We’ve just built a new Keezer (new to kegging) and I’m wondering how full we should fill the kegs.
The Keezer will hold three 5 gallon and one 2.5 gallon corny kegs and I’m thinking that they shouldn’t be filled all of the way to the top (i.e. 2.5g in the 2.5g keg) to leave some headroom for the CO2. However, I’m not sure
There is a seam near the top of the keg that I think is the 5 gallon mark. I typically try to fill it up to there, and keep it below the level of the gas dip tube.
I get some satisfaction when I have exactly enough beer to fill the keg to the top.
I’m not sure how much it matters that you have any headspace in your keg.
For me, having some headspace is a necessity. I don’t keep the kegs constantly hooked up to CO2, so it’s the CO2 in the headspace that gets absorbed into the beer.
Why?
Let’s say I fill my keg to the top, then put 35 psi of CO2 on it and shake the keg for a minute or so until it stops accepting gas. What difference would the headspace make?
The beer will continue to absorb CO2 until it has met equilibrium. If you apply 10psi of CO2 to the surface of the beer, it will absorb CO2 until the volume of CO2 in the beer is equal to the applied pressure of CO2 on the surface of the beer.
The rate of dissolution of CO2 in beer depends on:
Temperature and Pressure
Degree of under or over-saturation
Presence of mixing
Interfacial surface area between the CO2 and the beer (the more surface area…the more transfer of gas)
When the partial pressure of the undissolved gas meets the partial pressure of the dissolved gas, equilibrium has been met and the beer is then carbonated. This is all assuming that the correct amount of CO2 pressure at a given temperature has been met.
If you are using the set-and-forget method, the amount of headspace is irrelevant the surface area of the keg (when vertical) is the same whether you have 3 gallons or 5.15 gallons in the keg.
If you are shaking then more headspace will carbonate faster since there will be more surface area as you move the keg from vertical. If you connect and disconnect (with 35 or 40 psi) then more headspace will carbonate faster as there is more volume at 40 psi and the pressure will drop more slowly as the beer absorbs the CO2 trapped in the top of the keg.
My preferred method:
Beer should be chilled to 31-32 deg.
Fill keg to just below IN tube.
If beer comes out of the IN tube while filling then pressurize and draw a pint off.
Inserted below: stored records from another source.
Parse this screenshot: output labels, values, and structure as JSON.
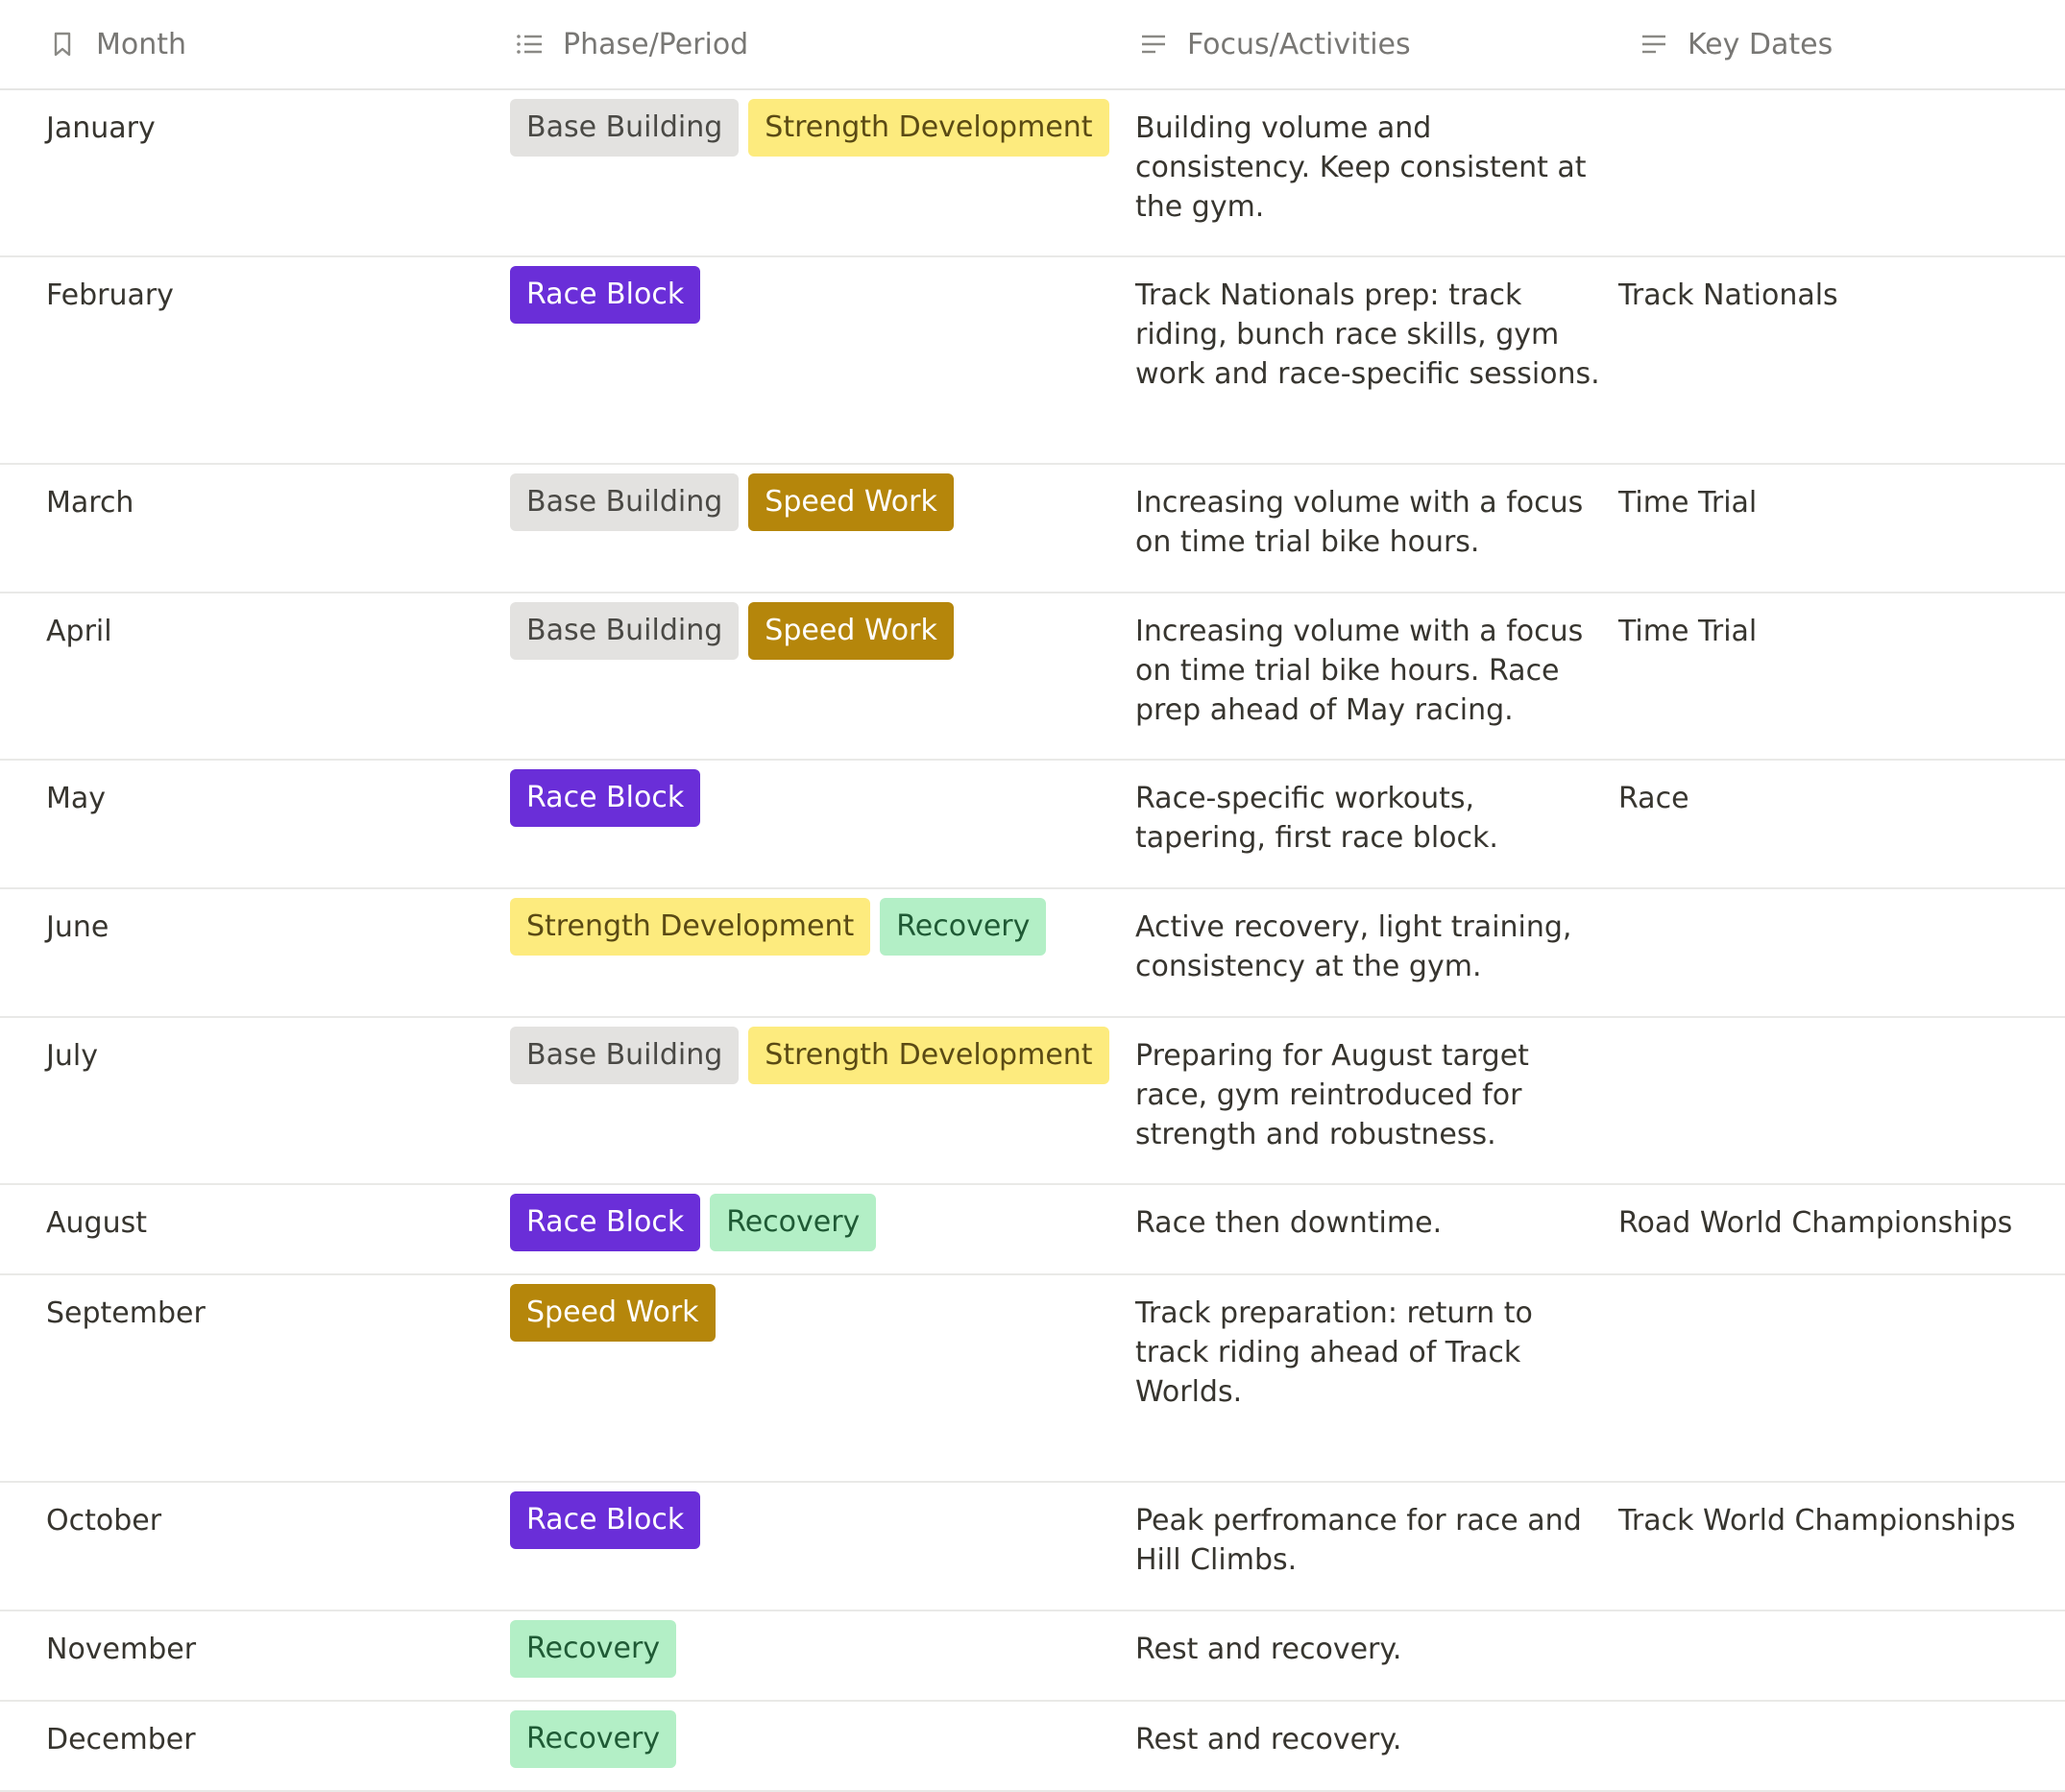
{
  "colors": {
    "base": "#e3e2e0",
    "strength": "#fdeb7e",
    "race": "#6a2ed8",
    "speed": "#b5860b",
    "recovery": "#b3efc6"
  },
  "header": {
    "month": "Month",
    "phase": "Phase/Period",
    "focus": "Focus/Activities",
    "key_dates": "Key Dates"
  },
  "rows": [
    {
      "month": "January",
      "tags": [
        {
          "label": "Base Building",
          "type": "base"
        },
        {
          "label": "Strength Development",
          "type": "strength"
        }
      ],
      "focus": "Building volume and consistency. Keep consistent at the gym.",
      "key": ""
    },
    {
      "month": "February",
      "tags": [
        {
          "label": "Race Block",
          "type": "race"
        }
      ],
      "focus": "Track Nationals prep: track riding, bunch race skills, gym work and race-specific sessions.",
      "key": "Track Nationals"
    },
    {
      "month": "March",
      "tags": [
        {
          "label": "Base Building",
          "type": "base"
        },
        {
          "label": "Speed Work",
          "type": "speed"
        }
      ],
      "focus": "Increasing volume with a focus on time trial bike hours.",
      "key": "Time Trial"
    },
    {
      "month": "April",
      "tags": [
        {
          "label": "Base Building",
          "type": "base"
        },
        {
          "label": "Speed Work",
          "type": "speed"
        }
      ],
      "focus": "Increasing volume with a focus on time trial bike hours. Race prep ahead of May racing.",
      "key": "Time Trial"
    },
    {
      "month": "May",
      "tags": [
        {
          "label": "Race Block",
          "type": "race"
        }
      ],
      "focus": "Race-specific workouts, tapering, first race block.",
      "key": "Race"
    },
    {
      "month": "June",
      "tags": [
        {
          "label": "Strength Development",
          "type": "strength"
        },
        {
          "label": "Recovery",
          "type": "recovery"
        }
      ],
      "focus": "Active recovery, light training, consistency at the gym.",
      "key": ""
    },
    {
      "month": "July",
      "tags": [
        {
          "label": "Base Building",
          "type": "base"
        },
        {
          "label": "Strength Development",
          "type": "strength"
        }
      ],
      "focus": "Preparing for August target race, gym reintroduced for strength and robustness.",
      "key": ""
    },
    {
      "month": "August",
      "tags": [
        {
          "label": "Race Block",
          "type": "race"
        },
        {
          "label": "Recovery",
          "type": "recovery"
        }
      ],
      "focus": "Race then downtime.",
      "key": "Road World Championships"
    },
    {
      "month": "September",
      "tags": [
        {
          "label": "Speed Work",
          "type": "speed"
        }
      ],
      "focus": "Track preparation: return to track riding ahead of Track Worlds.",
      "key": ""
    },
    {
      "month": "October",
      "tags": [
        {
          "label": "Race Block",
          "type": "race"
        }
      ],
      "focus": "Peak perfromance for race and Hill Climbs.",
      "key": "Track World Championships"
    },
    {
      "month": "November",
      "tags": [
        {
          "label": "Recovery",
          "type": "recovery"
        }
      ],
      "focus": "Rest and recovery.",
      "key": ""
    },
    {
      "month": "December",
      "tags": [
        {
          "label": "Recovery",
          "type": "recovery"
        }
      ],
      "focus": "Rest and recovery.",
      "key": ""
    }
  ]
}
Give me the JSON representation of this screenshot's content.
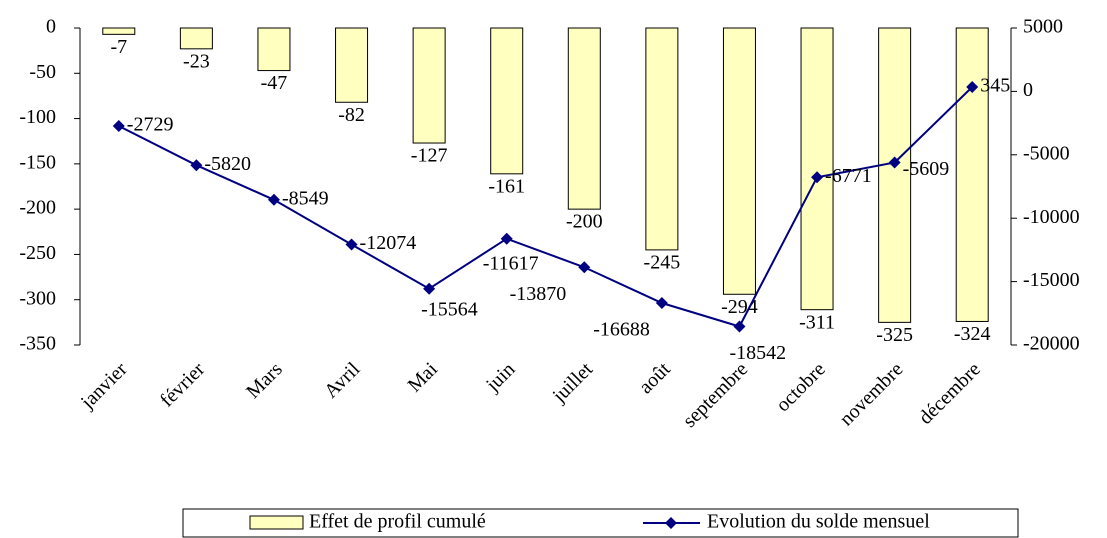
{
  "chart_data": {
    "type": "bar",
    "categories": [
      "janvier",
      "février",
      "Mars",
      "Avril",
      "Mai",
      "juin",
      "juillet",
      "août",
      "septembre",
      "octobre",
      "novembre",
      "décembre"
    ],
    "series": [
      {
        "name": "Effet de profil cumulé",
        "color": "#ffffc0",
        "values": [
          -7,
          -23,
          -47,
          -82,
          -127,
          -161,
          -200,
          -245,
          -294,
          -311,
          -325,
          -324
        ]
      },
      {
        "name": "Evolution du solde mensuel",
        "type": "line",
        "axis": "y2",
        "color": "#000080",
        "values": [
          -2729,
          -5820,
          -8549,
          -12074,
          -15564,
          -11617,
          -13870,
          -16688,
          -18542,
          -6771,
          -5609,
          345
        ]
      }
    ],
    "ylim": [
      -350,
      0
    ],
    "yticks": [
      0,
      -50,
      -100,
      -150,
      -200,
      -250,
      -300,
      -350
    ],
    "y2lim": [
      -20000,
      5000
    ],
    "y2ticks": [
      5000,
      0,
      -5000,
      -10000,
      -15000,
      -20000
    ],
    "legend": "bottom"
  }
}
Set regulator to 15lbs, connect the gas in tube, shake on side with gas tube toward the floor.
Shake for 3 minutes.
Put back in 31deg cooler for 1/2 hour to allow foam to settle.
Vent keg to 2-3lbs(ish) Put keg in keezer (still at 32 deg) and hook up to gas.
The beer will be drinkable immediately and will reach optimum carbonation in 2-3 days.
Tell you what, try it for yourself. Set aside one keg with 1 in of head space and one with 4 inches and see which one carbonates faster. The more headspace for Co2 to fill the faster it will absorb if you are going with top pressure. This goes for the shake method too, the more headspace the less amount of time you have to shake. If you leave NO headspace the beer won’t carbonate.
My guess is that what you’re seeing is the effect of a smaller volume of beer carbonating faster. In other words, the volume of liquid rather than the volume of the headspace is the critical factor.
The appropriate test would be two different size kegs (a 5 gallon and a 3 gallon or whatever) with the same amount of beer in them. Identical volumes of beer should carbonate at the same rate. At least that’s what makes intuitive sense to me.
As for no headspace, while I’ve not tried it, I have to think it would carbonate eventually if left hooked up to CO2 at constant pressure. However, if it’s completely full the surface area that the gas would be in contact with might be as small as the dip tube.
As to the shake method, no disagreement. There’s more surface area while you are shaking.